Fortunately, with my #1 gluten-free cooking tip, it’s pretty easy to make a gluten-free Thanksgiving that everyone will like. I would even bet that no one would know it was gluten-free if I didn’t tell them. Since I’m not actually betting anyone, let’s make it a million dollars!
In addition to the turkey (which I did cheat on a little and ordered a raw but prepared bird that I literally just have to take out of a bag and put in the oven), here are the side dishes I’ll be making, along with the substitutions that will make them gluten-free:
Stuffing with Sausage
I’m a big fan of Ina Garten, the Barefoot Contessa (the more butter, the better!), so I found this stuffing recipe of hers that looked great. There is only one substitution needed: instead of regular white bread, I’m using Against the Grain Baguettes, which are buttery and eggy and delicious. We have the rosemary ones on hand, so I’ll try those for an even herbier stuffing. In fact, they *might* even make the recipe taste better gluten-free. (Ok, maybe not as good as if I were using sourdough, but still pretty good.)

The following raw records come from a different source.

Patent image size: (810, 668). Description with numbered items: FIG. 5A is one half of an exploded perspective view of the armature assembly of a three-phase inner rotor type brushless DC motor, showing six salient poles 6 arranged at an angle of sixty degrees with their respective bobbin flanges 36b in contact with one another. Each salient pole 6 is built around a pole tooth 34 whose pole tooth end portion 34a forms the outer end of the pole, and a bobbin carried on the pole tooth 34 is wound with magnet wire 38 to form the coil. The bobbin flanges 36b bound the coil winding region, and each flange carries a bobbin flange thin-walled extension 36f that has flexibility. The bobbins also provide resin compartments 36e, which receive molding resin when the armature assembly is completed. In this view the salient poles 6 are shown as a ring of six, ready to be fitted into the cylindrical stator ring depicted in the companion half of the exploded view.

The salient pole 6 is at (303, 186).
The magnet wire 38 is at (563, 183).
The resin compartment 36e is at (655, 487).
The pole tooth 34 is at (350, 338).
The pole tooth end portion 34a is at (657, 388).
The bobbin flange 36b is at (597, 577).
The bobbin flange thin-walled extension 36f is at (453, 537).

I found another Ina Garten recipe that is already naturally gluten-free, but you could make any favorite mashed potato recipe, and if it calls for flour, just substitute one of the gluten-free flour blends like Cup 4 Cup or Pamela’s. Or you could even just leave the flour out entirely (it’s only added to thicken slightly).
Yet another Ina Garten recipe, and all I need to do is substitute the flour for a gluten-free blend. I’m going to try to make it ahead with 1.5 cups of chicken broth, since I don’t want to be trying to whipping up the gravy in the eleventh hour when everyone is just ready to eat, and then add some turkey drippings at the very end.
Brussel Sprouts and Butternut Squash
This veggie dish is already gluten-free. Who needs a green bean casserole?! I was never much of a fan anyway (so mushy).
This one is naturally gluten-free, and so much better than the gelatinous canned kind. And easy – make it ahead and refrigerate it!
I searched for a regular old pumpkin bread recipe, picked the best looking one I found, and I’m just going to substitute the flour with my gluten-free blend on hand. Voila! Magic.
I’ve never been a huge fan of pumpkin pie, and since I decided to make the pumpkin bread, I’m going with my mom’s apple crisp recipe for dessert, which was always a favorite of mine (similar to this Epicurious recipe). Again, the only substitution is the flour for the crumble on the top – swapping regular for a gluten-free blend. Serve with vanilla ice cream, and it’s always a crowd pleaser.
So there you have it: a gluten-free Thanksgiving! Enjoy the holiday, and don’t forget your elastic waist pants.